It's everything that has its own independent ID in the game. Players, Teams, Units, Plots, Maps, Even Agreements etc... It is NOT used for Techs, Promotions, Buildings, Civics. These are modifiers to the things that have an ID, not things that need their own outside of their 'type' enumeration. You can't have two different Combat promotions, for example, in the game. A combat promotion is a combat promotion no matter what it's attached to. Nothing can attach to it.

If anyone can point me to calls to these functions in other files, I would be glad to read them. I just don't know where to look now
getAt(int iIndex) is universally used for accessing all the different kinds of T types.

Presuming the 8192 slots are filled by units (I don't think this is impossible in a Gigantic map), would the game call for a second list to keep track of units above the limit of one list?
No, I believe it crashes at that point due to hopeless data corruption. However, I believe that the slots for units are tracked by player, not by the game. However, and this is where the issue we're working with is here, the various counts of used indexes must be accurate or it's inaccuracy spills into the next ID tracking counts and is so horrifically bad when it does this that the programming is setup to shortcircuit with a very assertive assert when this happens.
 
No, I believe it crashes at that point due to hopeless data corruption. However, I believe that the slots for units are tracked by player, not by the game. However, and this is where the issue we're working with is here, the various counts of used indexes must be accurate or it's inaccuracy spills into the next ID tracking counts and is so horrifically bad when it does this that the programming is setup to shortcircuit with a very assertive assert when this happens.

So that explains so many redundant and normally impossible asserts. But the issue you're mentioning is the one about the animal barbarian, or the original issue?
 
So that explains so many redundant and normally impossible asserts. But the issue you're mentioning is the one about the animal barbarian, or the original issue?
Was all the same issue. It was just a matter of not knowing how many landmines I would be stepping in and when they would go off. AKA, I kept being shown another layer to learn with each fix. The tracking on this stuff is intense and is not forgiving if it goes off track and its that way by design to protect the integrity of the game. So I had to basically invent a way to wipe out a corrupt spot of data without setting off all the alarm systems. Was kinda like mathematicaly playing 'operation'. Or figuring out how to pull the statue off the stone without triggering the trap in the opening scene of the Raiders of the Lost Ark. Get the sand that replaces it to weigh out just right or else.
 
But do you believe what corrupted the data in the first place was something not likely to do it again? Or do you think it's something that can be recurring?
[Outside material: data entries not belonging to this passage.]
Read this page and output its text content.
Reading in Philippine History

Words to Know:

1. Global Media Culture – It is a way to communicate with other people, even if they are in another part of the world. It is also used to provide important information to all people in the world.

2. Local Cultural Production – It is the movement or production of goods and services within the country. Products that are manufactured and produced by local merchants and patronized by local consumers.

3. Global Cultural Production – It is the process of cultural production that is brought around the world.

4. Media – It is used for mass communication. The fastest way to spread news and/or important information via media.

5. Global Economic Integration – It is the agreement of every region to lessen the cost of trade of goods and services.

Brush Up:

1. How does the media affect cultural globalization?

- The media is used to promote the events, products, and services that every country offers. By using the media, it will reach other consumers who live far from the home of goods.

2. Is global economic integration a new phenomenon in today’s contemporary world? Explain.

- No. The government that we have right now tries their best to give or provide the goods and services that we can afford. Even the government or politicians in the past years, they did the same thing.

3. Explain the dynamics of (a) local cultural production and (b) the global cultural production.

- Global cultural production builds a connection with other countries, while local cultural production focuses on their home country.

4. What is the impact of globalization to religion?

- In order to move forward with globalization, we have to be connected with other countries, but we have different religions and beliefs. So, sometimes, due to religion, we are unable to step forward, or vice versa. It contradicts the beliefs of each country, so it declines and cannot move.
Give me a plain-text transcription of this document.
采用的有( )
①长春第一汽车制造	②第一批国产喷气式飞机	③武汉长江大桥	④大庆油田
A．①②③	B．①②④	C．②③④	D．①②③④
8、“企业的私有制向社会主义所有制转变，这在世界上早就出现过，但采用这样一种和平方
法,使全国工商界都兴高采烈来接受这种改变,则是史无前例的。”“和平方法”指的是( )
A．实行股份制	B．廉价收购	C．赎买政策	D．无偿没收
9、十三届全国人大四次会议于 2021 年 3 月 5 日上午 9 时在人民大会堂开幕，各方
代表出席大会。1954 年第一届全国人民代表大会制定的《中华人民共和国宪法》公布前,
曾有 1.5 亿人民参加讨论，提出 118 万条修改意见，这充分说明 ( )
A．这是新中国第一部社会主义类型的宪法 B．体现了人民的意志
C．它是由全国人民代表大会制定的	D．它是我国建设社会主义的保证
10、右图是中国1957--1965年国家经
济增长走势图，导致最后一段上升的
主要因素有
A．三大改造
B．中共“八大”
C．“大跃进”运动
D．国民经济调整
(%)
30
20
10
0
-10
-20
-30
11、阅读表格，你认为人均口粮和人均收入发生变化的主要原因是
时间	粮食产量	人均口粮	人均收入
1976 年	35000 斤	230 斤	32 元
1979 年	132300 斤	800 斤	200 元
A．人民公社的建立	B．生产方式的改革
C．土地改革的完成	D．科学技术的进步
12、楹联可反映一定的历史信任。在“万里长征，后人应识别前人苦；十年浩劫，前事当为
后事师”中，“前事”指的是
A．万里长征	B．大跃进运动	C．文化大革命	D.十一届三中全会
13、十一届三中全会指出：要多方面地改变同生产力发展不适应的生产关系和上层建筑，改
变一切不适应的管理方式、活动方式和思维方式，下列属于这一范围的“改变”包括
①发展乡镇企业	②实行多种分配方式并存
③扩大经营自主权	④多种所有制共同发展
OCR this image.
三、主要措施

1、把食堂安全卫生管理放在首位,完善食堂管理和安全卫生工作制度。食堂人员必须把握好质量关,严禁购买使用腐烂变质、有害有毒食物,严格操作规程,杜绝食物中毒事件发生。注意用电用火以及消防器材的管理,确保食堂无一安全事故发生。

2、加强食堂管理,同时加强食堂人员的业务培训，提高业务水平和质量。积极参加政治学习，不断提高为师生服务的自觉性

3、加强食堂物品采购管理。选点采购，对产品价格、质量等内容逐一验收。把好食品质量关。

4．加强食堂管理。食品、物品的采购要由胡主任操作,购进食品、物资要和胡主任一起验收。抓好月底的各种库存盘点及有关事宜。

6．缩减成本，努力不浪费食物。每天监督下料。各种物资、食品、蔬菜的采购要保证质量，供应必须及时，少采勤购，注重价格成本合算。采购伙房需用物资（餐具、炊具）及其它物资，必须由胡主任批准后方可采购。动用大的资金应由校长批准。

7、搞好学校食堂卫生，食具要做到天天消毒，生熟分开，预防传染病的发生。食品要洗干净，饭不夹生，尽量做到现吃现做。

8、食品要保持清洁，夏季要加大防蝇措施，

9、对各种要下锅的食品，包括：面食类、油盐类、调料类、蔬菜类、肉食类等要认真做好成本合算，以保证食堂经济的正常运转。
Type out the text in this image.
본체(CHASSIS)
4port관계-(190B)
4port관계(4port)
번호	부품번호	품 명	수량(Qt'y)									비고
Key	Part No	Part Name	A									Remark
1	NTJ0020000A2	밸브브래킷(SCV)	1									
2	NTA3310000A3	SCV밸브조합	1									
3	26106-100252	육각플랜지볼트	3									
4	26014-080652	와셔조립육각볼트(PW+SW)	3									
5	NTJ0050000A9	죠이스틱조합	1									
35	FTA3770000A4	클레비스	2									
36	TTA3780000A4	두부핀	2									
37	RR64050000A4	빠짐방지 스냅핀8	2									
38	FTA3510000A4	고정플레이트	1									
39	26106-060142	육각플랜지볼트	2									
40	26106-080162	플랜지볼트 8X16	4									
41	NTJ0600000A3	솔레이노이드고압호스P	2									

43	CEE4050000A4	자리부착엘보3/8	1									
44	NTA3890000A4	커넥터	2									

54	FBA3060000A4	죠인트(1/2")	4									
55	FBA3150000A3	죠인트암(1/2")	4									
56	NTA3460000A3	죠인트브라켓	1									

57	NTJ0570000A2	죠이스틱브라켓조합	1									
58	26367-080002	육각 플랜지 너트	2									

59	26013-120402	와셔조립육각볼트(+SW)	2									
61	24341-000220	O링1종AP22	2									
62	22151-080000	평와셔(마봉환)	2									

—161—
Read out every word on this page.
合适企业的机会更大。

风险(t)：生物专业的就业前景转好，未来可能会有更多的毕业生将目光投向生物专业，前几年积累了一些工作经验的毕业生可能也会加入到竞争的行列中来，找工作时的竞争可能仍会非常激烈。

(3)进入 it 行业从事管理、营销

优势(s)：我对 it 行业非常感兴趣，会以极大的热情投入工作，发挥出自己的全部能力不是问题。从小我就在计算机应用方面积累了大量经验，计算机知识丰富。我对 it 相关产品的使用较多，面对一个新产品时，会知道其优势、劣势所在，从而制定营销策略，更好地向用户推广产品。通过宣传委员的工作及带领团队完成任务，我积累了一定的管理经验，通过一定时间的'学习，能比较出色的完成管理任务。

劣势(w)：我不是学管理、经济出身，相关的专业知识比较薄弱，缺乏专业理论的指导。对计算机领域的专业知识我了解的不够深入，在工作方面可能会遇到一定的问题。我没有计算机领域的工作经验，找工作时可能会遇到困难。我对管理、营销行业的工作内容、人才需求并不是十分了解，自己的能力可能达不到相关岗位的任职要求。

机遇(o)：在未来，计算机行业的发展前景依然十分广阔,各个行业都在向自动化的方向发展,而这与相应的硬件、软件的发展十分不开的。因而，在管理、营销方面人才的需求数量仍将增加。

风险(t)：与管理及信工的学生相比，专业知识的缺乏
Also, if 8192 slots may not be enough for certain T data, and could be causing an overwritting somewhere else (likely in other lists of different T data types), why not use a larger index structure? Because now these lists use 13-bit IDs
 
But do you believe what corrupted the data in the first place was something not likely to do it again? Or do you think it's something that can be recurring?
I think it happened as a result of someone not updating when they were supposed to. Something rather unique to the PBEM environment. Hopefully won't happen again. I've seen something similar to this I think in the main but it happens with extreme rarity at best. This would not be the first time that sometimes 2+2 equaled 3 somewhere way back in the labyrinth of coding and you'd have to have been there monitoring that exact spot in the code to find out how it happened. I tend to chalk it up to the thought that corruption happens sometimes.

Also, if 8192 slots may not be enough for certain T data, and could be causing an overwritting somewhere else (likely in other lists of different T data types), why not use a larger index structure? Because now these lists use 13-bit IDs
If someone were fully qualified to make this upgrade, I'd be pleased if they joined the team and did so. The usual problem with these sorts of things, and I really think would be the main issue here, is that some things in the DLL cannot be changed because they report back to the EXE we cannot see. That core beast tends to have its own ideas as to how things are supposed to appear and if you violate these hidden rules, all hell breaks loose. I strongly suspect that trying to change the index structure in any major way like this would cause the game to crash in the .exe somewhere.